The Birmingham New has an outstanding article on the Daughter of the Confederacy who helped rewrite the State of Alabama’s Civil War and Reconstruction history. According to the article by reporter Kyle Whitmire that woman, Marie Bankhead Owen, was “an Alabama fixture, a force from a century ago whose influence persists. Her name was Marie Bankhead Owen, the second director of the Alabama Department of History and Archives.” Among other things, she is responsible for Alabama’s Coat of Arms which includes Confederate symbols.
From the article:
The Alabama Department of Archives and History was the first of its kind in the country, born out of her husband’s collection of historic artifacts and documents.

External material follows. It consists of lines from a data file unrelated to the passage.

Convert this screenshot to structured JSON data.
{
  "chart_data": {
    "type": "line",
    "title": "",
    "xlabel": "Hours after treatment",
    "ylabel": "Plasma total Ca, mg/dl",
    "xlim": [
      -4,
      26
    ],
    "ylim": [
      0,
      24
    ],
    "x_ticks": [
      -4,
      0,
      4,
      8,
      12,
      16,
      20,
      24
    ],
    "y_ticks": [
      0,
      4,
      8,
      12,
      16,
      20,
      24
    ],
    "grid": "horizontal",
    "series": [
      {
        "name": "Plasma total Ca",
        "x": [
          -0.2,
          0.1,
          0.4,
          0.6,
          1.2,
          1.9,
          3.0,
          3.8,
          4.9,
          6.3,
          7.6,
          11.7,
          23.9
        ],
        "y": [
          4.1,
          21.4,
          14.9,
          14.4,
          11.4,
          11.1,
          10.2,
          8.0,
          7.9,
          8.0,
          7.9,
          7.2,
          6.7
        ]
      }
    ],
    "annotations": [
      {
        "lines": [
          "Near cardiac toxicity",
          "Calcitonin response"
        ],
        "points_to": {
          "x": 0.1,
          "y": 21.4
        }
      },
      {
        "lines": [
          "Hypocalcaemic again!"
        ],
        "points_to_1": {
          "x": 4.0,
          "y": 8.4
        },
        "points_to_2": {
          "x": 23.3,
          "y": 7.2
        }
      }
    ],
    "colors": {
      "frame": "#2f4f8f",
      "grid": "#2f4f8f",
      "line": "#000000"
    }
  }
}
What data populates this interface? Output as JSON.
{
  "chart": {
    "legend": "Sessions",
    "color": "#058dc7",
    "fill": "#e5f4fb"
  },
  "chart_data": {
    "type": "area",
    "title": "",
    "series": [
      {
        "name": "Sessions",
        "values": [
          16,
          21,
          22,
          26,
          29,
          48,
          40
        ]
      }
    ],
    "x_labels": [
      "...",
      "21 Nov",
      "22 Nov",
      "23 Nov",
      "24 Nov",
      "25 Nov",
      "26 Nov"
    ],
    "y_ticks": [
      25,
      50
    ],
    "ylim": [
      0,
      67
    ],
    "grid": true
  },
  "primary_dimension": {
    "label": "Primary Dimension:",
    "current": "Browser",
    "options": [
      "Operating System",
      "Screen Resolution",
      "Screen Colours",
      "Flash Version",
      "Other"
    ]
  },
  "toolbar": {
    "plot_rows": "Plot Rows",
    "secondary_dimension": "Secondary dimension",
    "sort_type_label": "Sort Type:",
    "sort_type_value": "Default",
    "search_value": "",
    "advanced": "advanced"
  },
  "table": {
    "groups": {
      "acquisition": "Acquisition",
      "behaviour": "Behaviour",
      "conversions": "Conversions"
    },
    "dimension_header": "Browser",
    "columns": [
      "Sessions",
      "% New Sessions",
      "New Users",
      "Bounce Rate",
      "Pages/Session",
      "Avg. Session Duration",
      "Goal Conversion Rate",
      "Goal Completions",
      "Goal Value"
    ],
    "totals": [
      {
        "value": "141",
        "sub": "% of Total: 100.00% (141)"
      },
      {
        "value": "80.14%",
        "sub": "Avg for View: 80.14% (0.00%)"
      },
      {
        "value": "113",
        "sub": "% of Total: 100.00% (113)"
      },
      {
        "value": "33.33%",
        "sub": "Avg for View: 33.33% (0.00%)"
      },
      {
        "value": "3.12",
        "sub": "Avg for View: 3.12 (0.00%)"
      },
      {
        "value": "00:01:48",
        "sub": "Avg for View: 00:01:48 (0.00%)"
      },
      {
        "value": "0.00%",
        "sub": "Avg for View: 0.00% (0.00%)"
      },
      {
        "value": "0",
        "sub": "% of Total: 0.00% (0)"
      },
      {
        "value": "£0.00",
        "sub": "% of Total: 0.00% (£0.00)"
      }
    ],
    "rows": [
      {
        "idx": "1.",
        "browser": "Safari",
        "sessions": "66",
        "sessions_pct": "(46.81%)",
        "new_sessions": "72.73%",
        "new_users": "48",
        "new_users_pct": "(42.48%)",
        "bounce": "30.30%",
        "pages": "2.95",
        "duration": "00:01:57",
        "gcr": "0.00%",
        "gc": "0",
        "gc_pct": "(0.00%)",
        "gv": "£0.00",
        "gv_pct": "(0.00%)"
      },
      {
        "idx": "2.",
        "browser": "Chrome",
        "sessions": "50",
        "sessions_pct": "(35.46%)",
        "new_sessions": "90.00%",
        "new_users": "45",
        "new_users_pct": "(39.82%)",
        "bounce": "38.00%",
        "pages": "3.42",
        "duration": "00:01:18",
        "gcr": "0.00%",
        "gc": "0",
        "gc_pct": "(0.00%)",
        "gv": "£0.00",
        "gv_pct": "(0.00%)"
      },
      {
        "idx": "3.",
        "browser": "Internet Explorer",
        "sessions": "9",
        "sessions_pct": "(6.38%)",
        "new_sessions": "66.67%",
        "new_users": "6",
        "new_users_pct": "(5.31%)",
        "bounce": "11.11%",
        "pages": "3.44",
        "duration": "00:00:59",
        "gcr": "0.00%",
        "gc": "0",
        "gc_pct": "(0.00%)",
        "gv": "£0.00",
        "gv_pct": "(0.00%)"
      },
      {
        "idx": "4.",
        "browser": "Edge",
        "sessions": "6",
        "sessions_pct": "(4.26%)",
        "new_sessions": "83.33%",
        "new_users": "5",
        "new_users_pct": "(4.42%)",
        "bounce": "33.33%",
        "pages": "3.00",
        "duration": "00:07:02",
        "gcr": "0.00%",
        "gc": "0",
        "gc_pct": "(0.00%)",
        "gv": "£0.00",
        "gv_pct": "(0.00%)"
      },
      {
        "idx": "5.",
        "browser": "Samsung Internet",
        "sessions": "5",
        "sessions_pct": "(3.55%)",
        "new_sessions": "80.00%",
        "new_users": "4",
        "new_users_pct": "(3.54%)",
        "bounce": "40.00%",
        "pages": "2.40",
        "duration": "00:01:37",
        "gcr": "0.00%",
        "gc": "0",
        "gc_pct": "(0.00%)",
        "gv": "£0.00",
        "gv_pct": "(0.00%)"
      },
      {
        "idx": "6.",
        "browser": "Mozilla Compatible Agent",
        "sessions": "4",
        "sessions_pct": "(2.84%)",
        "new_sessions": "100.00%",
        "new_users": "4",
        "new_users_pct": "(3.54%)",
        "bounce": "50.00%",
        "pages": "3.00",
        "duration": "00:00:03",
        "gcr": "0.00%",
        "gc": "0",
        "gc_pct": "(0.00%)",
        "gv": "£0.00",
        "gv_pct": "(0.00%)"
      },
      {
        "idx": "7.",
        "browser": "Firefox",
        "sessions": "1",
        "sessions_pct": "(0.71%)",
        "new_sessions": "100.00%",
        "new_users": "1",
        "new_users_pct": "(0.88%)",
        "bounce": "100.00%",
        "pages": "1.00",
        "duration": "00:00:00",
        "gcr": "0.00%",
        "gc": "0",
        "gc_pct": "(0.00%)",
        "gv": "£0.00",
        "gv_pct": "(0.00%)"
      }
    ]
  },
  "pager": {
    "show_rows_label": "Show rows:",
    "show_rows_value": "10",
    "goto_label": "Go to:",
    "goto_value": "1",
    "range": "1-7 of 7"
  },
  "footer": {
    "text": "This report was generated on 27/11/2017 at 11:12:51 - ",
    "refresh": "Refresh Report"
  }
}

Her fear was not what would happen should women get the right to vote, but rather, what would happen next — if women could vote, it was only a matter of time before Black Alabamians reclaimed that right, too.
Honestly, after reading about her I feel as though I should shower using lye soap. She did her work well. Even when I started teaching in Texas, I had to be fairly nimble to include truth rather then UDC propaganda (which was blatantly included on state required knowledge and skills to be taught, which meant it was also tested).
I decided upon a strategy of saying “(THIS) is fact…but if you see it on a test, you’ll need to choose (THIS) as the answer. My students did very well in testing. And I didn’t have to wrestle with my conscience.
Oh my God!
My wife went to high school in Virginia and she has some interesting things to say about how the Civil War was taught. Until ninth grade, she went to a public school in New York. Then a whole world of “the War of Northern Aggression” was opened up for her in the late 1970s.